As public appetite for her story grew, the tabloids had sifted through every piece of her private life, examining her past as if she were on trial. They picked apart her former relationships and threw enough cash at her exes that they spilled the beans on what she was like as a person, as a girlfriend and as a lover.

It made Ellie not just wary of the press but of everyone else too, and made dating a near impossibility. And while she acknowledged it was unfair to tar every man with the same brush, each time she met someone new her barriers would go up and she’d attempt to second-guess the motivation behind their interest. Were they only interested in her wealth? Did banging a billionaire make for good bragging rights to their friends? Or was she going to see another kiss-and-tell headline in theSun on Sunday? Ellie couldn’t remember a time when Bill Gates, Mark Zuckerberg or Tim Cook had been hauled over the coals for their sex lives, yet it seemed to happen to her with an overwhelming frequency.

She rolled onto her side, stretched out her legs and recalled how she had been forced to employ a legal team specifically to fire off warning shots every time she had an inkling the press was up to no good. Then, after half-a-dozen successful libel cases, she became too costly to lie about so they lost interest. Her media team became the go-to guys for all press inquiries, and she turned off her Google alerts, Facebook and Twitter accounts to remove any temptation to discover what people were writing about her. Only when absolutely necessary would she step out publicly as the company’s figurehead.

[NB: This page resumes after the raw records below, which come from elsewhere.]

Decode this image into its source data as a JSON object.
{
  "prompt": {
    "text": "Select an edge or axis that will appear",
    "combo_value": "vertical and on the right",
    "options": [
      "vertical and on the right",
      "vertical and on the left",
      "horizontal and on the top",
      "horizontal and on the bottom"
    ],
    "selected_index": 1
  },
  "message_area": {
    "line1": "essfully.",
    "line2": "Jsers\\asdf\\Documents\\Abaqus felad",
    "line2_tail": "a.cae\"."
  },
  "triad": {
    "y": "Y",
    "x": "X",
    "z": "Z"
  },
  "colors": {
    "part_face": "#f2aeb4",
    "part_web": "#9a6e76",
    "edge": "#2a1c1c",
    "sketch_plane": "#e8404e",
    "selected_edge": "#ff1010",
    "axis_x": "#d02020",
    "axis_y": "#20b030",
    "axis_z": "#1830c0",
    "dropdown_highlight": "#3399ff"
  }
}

Ellie gave a frustrated groan at her lack of tiredness, threw her sheets to one side and turned on the bedside lamp. She remembered the email she’d received hoursearlier, confirming a DNA Match had been identified. She’d signed up some ten years earlier, when the company was still in its infancy, and as its popularity quickly rose she had assumed it’d just be a matter of time before she found her Match.

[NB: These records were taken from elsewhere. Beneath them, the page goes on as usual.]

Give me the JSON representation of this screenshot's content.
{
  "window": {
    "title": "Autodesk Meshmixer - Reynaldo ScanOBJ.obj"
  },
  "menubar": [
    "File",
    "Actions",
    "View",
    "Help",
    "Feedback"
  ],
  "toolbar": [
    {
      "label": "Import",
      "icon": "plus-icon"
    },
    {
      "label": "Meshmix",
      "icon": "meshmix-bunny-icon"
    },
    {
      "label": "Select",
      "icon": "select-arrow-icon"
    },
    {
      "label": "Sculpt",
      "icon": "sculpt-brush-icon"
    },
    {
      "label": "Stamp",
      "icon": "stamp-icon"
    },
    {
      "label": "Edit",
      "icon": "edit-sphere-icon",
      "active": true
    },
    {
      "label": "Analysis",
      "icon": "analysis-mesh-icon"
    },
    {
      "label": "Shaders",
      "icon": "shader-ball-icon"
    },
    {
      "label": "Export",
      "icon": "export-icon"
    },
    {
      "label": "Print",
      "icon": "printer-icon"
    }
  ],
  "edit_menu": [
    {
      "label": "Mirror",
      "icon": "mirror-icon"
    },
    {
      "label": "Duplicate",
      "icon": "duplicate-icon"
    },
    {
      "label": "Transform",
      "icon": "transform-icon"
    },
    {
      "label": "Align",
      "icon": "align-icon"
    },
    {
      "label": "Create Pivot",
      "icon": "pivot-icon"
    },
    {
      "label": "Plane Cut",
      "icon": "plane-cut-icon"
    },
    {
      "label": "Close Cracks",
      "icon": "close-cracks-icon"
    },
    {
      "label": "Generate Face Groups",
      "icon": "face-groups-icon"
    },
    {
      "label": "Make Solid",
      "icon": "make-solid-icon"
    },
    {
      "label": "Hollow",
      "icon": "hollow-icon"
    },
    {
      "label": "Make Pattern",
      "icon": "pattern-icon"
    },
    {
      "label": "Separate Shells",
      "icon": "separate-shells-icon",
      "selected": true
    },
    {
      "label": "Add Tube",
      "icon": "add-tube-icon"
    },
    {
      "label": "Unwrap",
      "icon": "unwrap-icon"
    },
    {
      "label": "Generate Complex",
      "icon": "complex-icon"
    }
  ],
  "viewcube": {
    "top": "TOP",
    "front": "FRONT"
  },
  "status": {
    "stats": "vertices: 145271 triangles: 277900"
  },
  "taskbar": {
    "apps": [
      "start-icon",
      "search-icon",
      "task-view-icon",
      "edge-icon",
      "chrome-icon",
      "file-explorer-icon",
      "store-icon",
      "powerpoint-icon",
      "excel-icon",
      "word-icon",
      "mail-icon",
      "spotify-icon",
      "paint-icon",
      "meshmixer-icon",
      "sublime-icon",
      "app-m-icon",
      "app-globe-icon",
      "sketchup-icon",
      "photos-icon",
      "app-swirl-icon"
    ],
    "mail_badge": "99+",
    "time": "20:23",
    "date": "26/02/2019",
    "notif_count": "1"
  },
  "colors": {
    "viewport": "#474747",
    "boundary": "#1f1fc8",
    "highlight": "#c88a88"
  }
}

But when the number of registered users had powered through the 1 billion mark, Ellie had begun to give up hope. Her Match was either in a happy relationship with somebody else, he was living in a developing country with no access to or knowledge of the test, or he was just not interested in knowing.

So Ellie had grown accustomed to spending her life alone and, in recent years, had become too consumed with work to even care. She didn’t need a relationship to make her content; she could do all that for herself. What could a Match add to her life that she wasn’t capable of finding on her own?

Nevertheless, she had to acknowledge that a tiny part of her was interested in who this person was.

‘Sod it,’ she said out loud, and grabbed her phone. She opened her email, paid the £9.99 for her Match’s details and waited. Two minutes later, an automated response landed in her inbox.

‘Name: Timothy Hunt. Age: 38. Occupation: systems analyst. Eyes: hazel. Hair: black. Height: 5ft 9in.’

His description accounted for almost half the men in the Western world, she thought.

‘Ula.’ She began to type an email to her PA. ‘Discover what you can about a Timothy Hunt, a systems analyst from Leighton Buzzard. His email address is copied below. Email me what you find out in the morning. Thanks.’

To her surprise, Ula emailed her back immediately.Does she ever bloody sleep? Ellie wondered. ‘Has he got a job interview with us? I can’t see him on my list,’ Ula asked.

‘Sort of,’ Ellie replied. ‘And make sure you find a photograph of him. Hire outside help if you need it.’

Ellie placed her phone back on her nightstand and climbed back under the duvet. She turned to lie on her other side and stared at the vacant half of her bed, the sheet just as crisp and unwrinkled as when her housekeeper had laid it that morning.

And for the first time in a handful of years, she allowed herself to imagine what it might feel like to share that space with somebody else.